General

Islam, Radikalisme, dan Terorisme dalam Pusaran Politik Indonesia

Dinda Sekar Paramitha — Asumsi.co

featured image

Lagi, nama Islam tercoreng karena peristiwa bom bunuh diri di Mapolrestabes Medan, Sumatera Utara, Rabu (13/11) pada pukul 08.45 WIB. Pria berinisial RMN (24) diketahui beragama Islam dan meledakkan dirinya di lapangan parkir ketika ada banyak orang sedang membuat SKCK. Ia terjadi tak lama setelah mantan Menteri Pertahanan Ryamizard Ryacudu memberi pesan pada penggantinya, Prabowo Subianto, untuk menumpas radikalisme.

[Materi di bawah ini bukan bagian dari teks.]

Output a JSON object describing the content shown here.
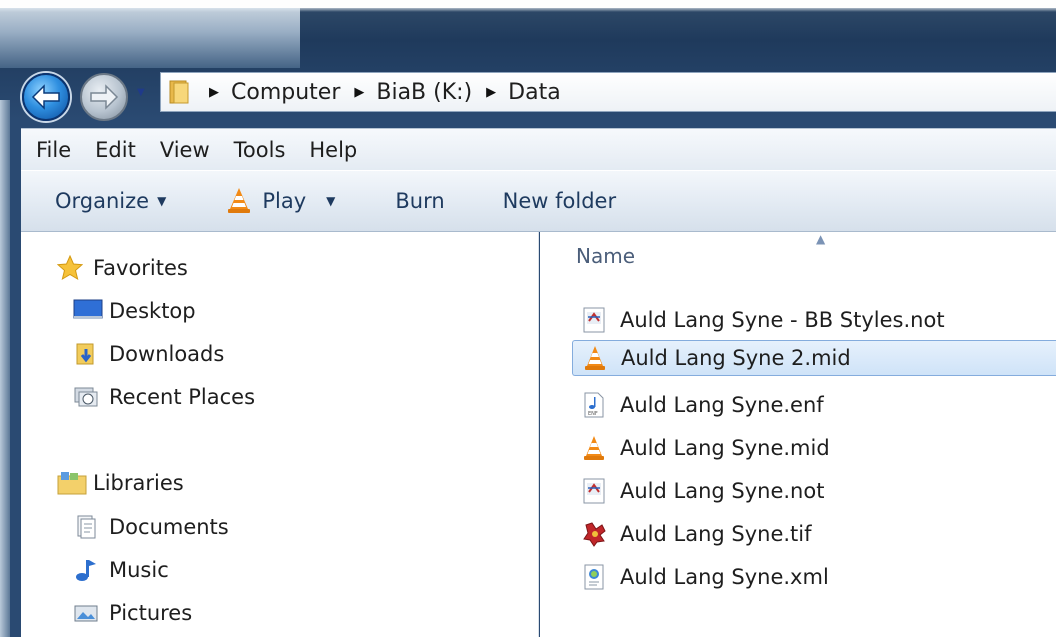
{
  "address": {
    "crumbs": [
      "Computer",
      "BiaB (K:)",
      "Data"
    ]
  },
  "menu": [
    "File",
    "Edit",
    "View",
    "Tools",
    "Help"
  ],
  "toolbar": {
    "organize": "Organize",
    "play": "Play",
    "burn": "Burn",
    "new_folder": "New folder"
  },
  "nav": {
    "favorites": "Favorites",
    "desktop": "Desktop",
    "downloads": "Downloads",
    "recent_places": "Recent Places",
    "libraries": "Libraries",
    "documents": "Documents",
    "music": "Music",
    "pictures": "Pictures"
  },
  "content": {
    "column_name": "Name",
    "files": [
      {
        "name": "Auld Lang Syne - BB Styles.not",
        "icon": "notation-file-icon"
      },
      {
        "name": "Auld Lang Syne 2.mid",
        "icon": "vlc-cone-icon",
        "selected": true
      },
      {
        "name": "Auld Lang Syne.enf",
        "icon": "music-note-file-icon"
      },
      {
        "name": "Auld Lang Syne.mid",
        "icon": "vlc-cone-icon"
      },
      {
        "name": "Auld Lang Syne.not",
        "icon": "notation-file-icon"
      },
      {
        "name": "Auld Lang Syne.tif",
        "icon": "image-viewer-icon"
      },
      {
        "name": "Auld Lang Syne.xml",
        "icon": "xml-document-icon"
      }
    ]
  }
}
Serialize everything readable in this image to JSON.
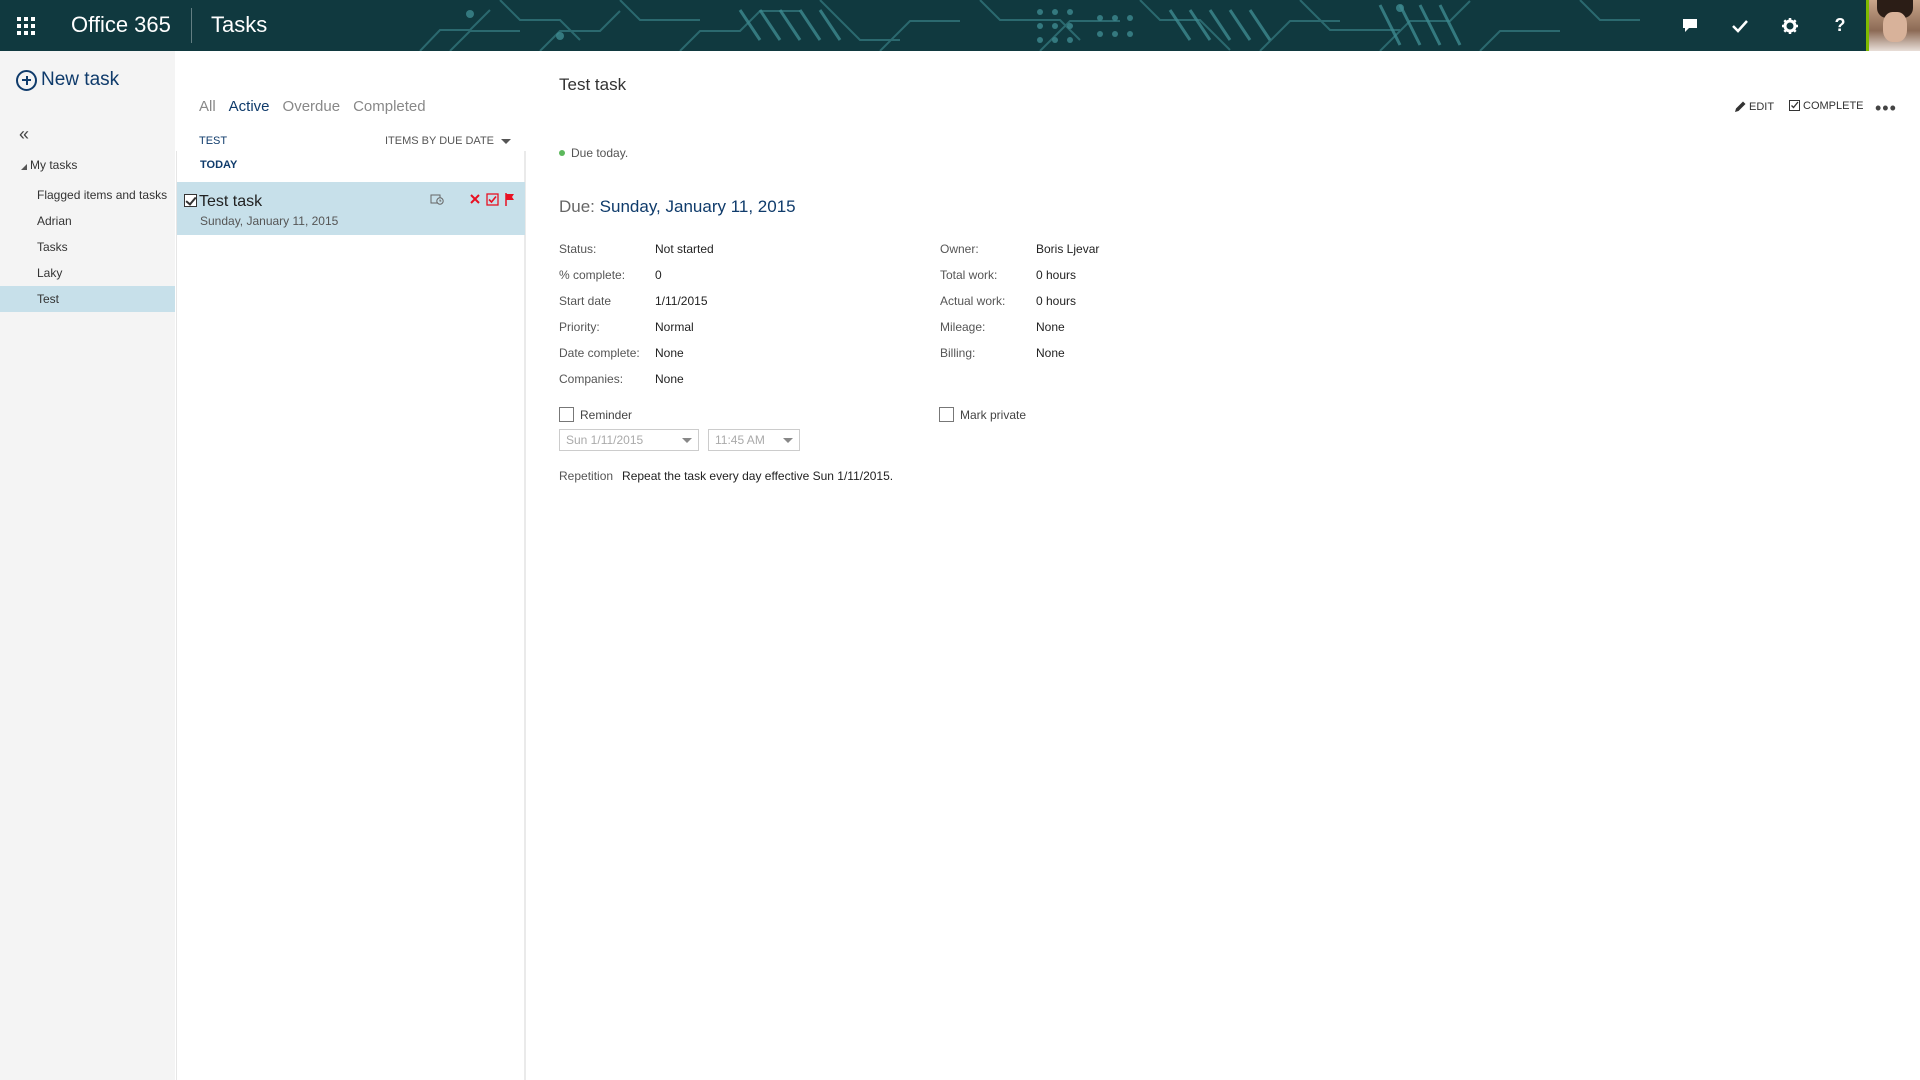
{
  "topbar": {
    "brand": "Office 365",
    "app": "Tasks",
    "icons": [
      "waffle-icon",
      "chat-icon",
      "checkmark-icon",
      "gear-icon",
      "help-icon",
      "avatar"
    ],
    "help_label": "?"
  },
  "leftnav": {
    "new_task": "New task",
    "collapse": "«",
    "group": "My tasks",
    "items": [
      {
        "label": "Flagged items and tasks"
      },
      {
        "label": "Adrian"
      },
      {
        "label": "Tasks"
      },
      {
        "label": "Laky"
      },
      {
        "label": "Test",
        "selected": true
      }
    ]
  },
  "list": {
    "filters": [
      "All",
      "Active",
      "Overdue",
      "Completed"
    ],
    "active_filter": "Active",
    "folder": "TEST",
    "sort": "ITEMS BY DUE DATE",
    "group": "TODAY",
    "tasks": [
      {
        "title": "Test task",
        "date": "Sunday, January 11, 2015"
      }
    ]
  },
  "details": {
    "title": "Test task",
    "commands": {
      "edit": "EDIT",
      "complete": "COMPLETE",
      "more": "•••"
    },
    "due_note": "Due today.",
    "due_label": "Due:",
    "due_value": "Sunday, January 11, 2015",
    "left_fields": [
      {
        "label": "Status:",
        "value": "Not started"
      },
      {
        "label": "% complete:",
        "value": "0"
      },
      {
        "label": "Start date",
        "value": "1/11/2015"
      },
      {
        "label": "Priority:",
        "value": "Normal"
      },
      {
        "label": "Date complete:",
        "value": "None"
      },
      {
        "label": "Companies:",
        "value": "None"
      }
    ],
    "right_fields": [
      {
        "label": "Owner:",
        "value": "Boris Ljevar"
      },
      {
        "label": "Total work:",
        "value": "0 hours"
      },
      {
        "label": "Actual work:",
        "value": "0 hours"
      },
      {
        "label": "Mileage:",
        "value": "None"
      },
      {
        "label": "Billing:",
        "value": "None"
      }
    ],
    "reminder_label": "Reminder",
    "reminder_checked": false,
    "reminder_date": "Sun 1/11/2015",
    "reminder_time": "11:45 AM",
    "private_label": "Mark private",
    "private_checked": false,
    "repetition_label": "Repetition",
    "repetition_value": "Repeat the task every day effective Sun 1/11/2015."
  },
  "colors": {
    "topbar_bg": "#10393f",
    "accent": "#0f3b6b",
    "selection": "#c7e0ea",
    "delete": "#e81123",
    "flag": "#e81123",
    "due_dot": "#5cb85c"
  }
}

Ryamizard mengingatkan Prabowo bahwa ada 3% anggota TNI yang terpapar paham radikalisme. Senada dengan Ryamizard, pengamat terorisme dari Universitas Indonesia Ridwan Habib mengatakan bahwa radikalisme memang sudah menyusup kelompok aparat penegak hukum.

“Saya kerja sama dengan Mabes TNI, diminta Panglima TNI untuk keliling di kodam-kodam. Di internal bahkan ada yang bertanya, ‘Mas, kenapa Aceh bisa menjalankan syariat Islam, kenapa di daerah lain enggak boleh?’ Ini bukan orang sipil, ini kolonel yang tanya,” ungkapnya dalam diskusi “Radikalisme atau Manipulasi Agama?” di Jakarta (4/11).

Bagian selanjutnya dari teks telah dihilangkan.